If Manchester United’s Adnan Januzaj, for example, opted to represent Kosovo – out of all the teenager’s many options – his prospects of playing international football at senior competitive level would be faint. By opting to play for Kosovo his prospects of ever appearing in the finals of a World Cup or even an expanded European Championship are virtually non-existent.

Januzaj, like all the Swiss, Swedish and Albanian Kosovar internationals, could play today without technically jeopardising their official status because Kosovo, of course, is outside FIFA. But even Vokrri, Salihu and Swedish-based national coach Albert Bunjaki accept that such a step would be too provocative, too soon.

Doubling up

Even so, only one member of the squad plays in Kosovo. All the rest are foreign-based including Norwegian-born Bersant Celina of Manchester City and former Swiss striker Albert Bunjaku (Kaiserslautern). Veteran Banjaku, who went with Switzerland to the 2010 World Cup finals, feels free to double up because, his mainstream international days are over.

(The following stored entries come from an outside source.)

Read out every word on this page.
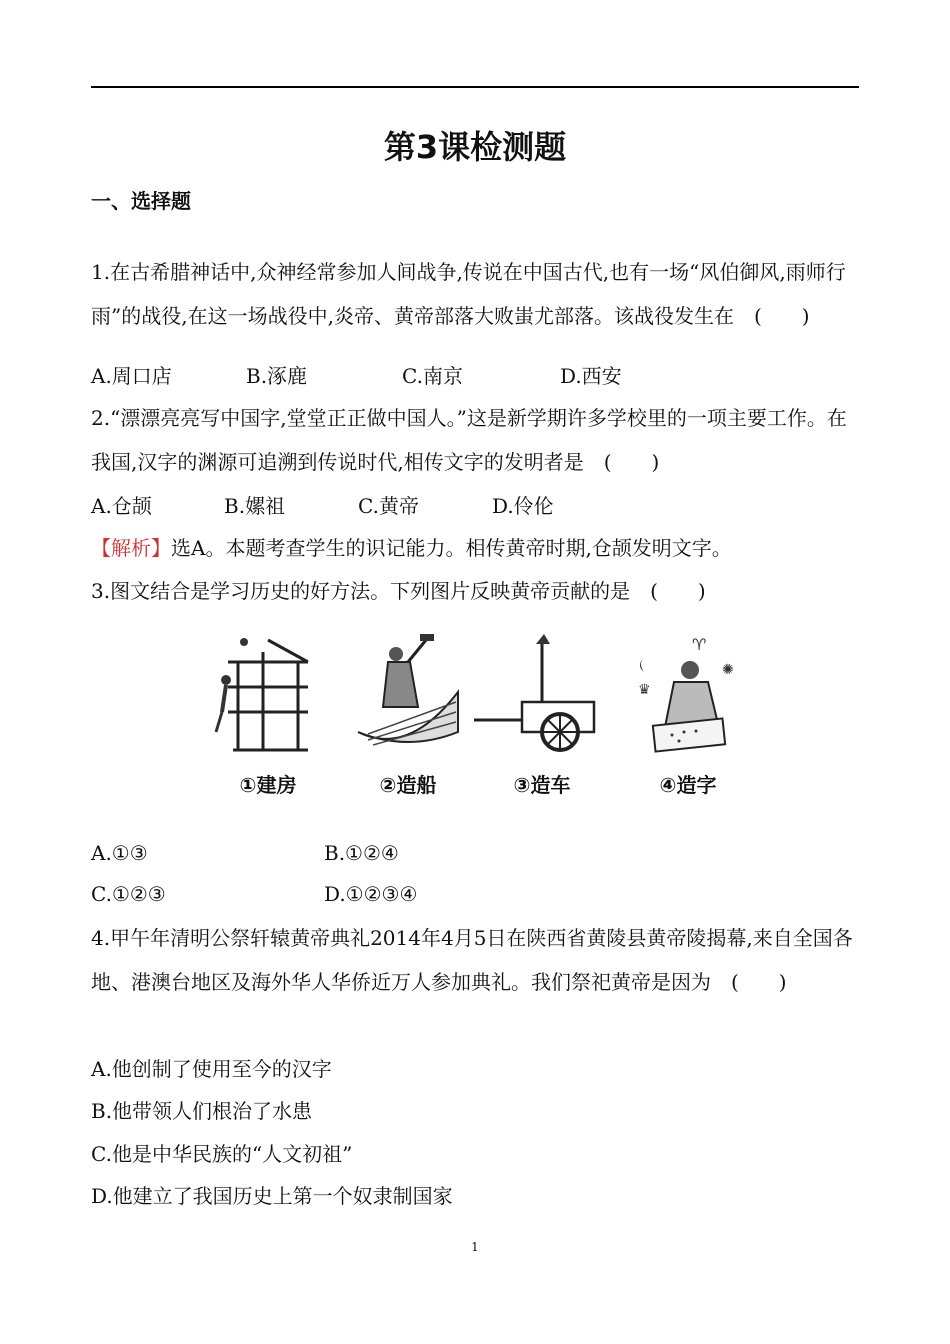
第3课检测题
一、选择题
1.在古希腊神话中,众神经常参加人间战争,传说在中国古代,也有一场“风伯御风,雨师行雨”的战役,在这一场战役中,炎帝、黄帝部落大败蚩尤部落。该战役发生在　(　　)
A.周口店	B.涿鹿	C.南京	D.西安
2.“漂漂亮亮写中国字,堂堂正正做中国人。”这是新学期许多学校里的一项主要工作。在我国,汉字的渊源可追溯到传说时代,相传文字的发明者是　(　　)
A.仓颉	B.嫘祖	C.黄帝	D.伶伦
【解析】选A。本题考查学生的识记能力。相传黄帝时期,仓颉发明文字。
3.图文结合是学习历史的好方法。下列图片反映黄帝贡献的是　(　　)
♈
✺
♛
①建房	②造船	③造车	④造字
A.①③	B.①②④
C.①②③	D.①②③④
4.甲午年清明公祭轩辕黄帝典礼2014年4月5日在陕西省黄陵县黄帝陵揭幕,来自全国各地、港澳台地区及海外华人华侨近万人参加典礼。我们祭祀黄帝是因为　(　　)
A.他创制了使用至今的汉字
B.他带领人们根治了水患
C.他是中华民族的“人文初祖”
D.他建立了我国历史上第一个奴隶制国家
1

Nothing is easy for Kosovo. Even Haiti were substitutes because the original opponents, Jamaica, took fright at reports of trouble up in Bosnia.

This was not all. The match was a 17,000 sell-out but tickets are selling at 10 times their face value on the black market.

Kosovo also has a delicate stadium issue. The reconstructed venue in Pristina is not up to minimum international standards. Hence Kosovo had to play Haiti in Mitrovica . . . which is in northern Kosovo, the state’s flashpoint region, where NATO peacekeepers keep a wary eye on the local concentration of ethnic Serbs.

Hence one friendly football match with an awful lot at stake.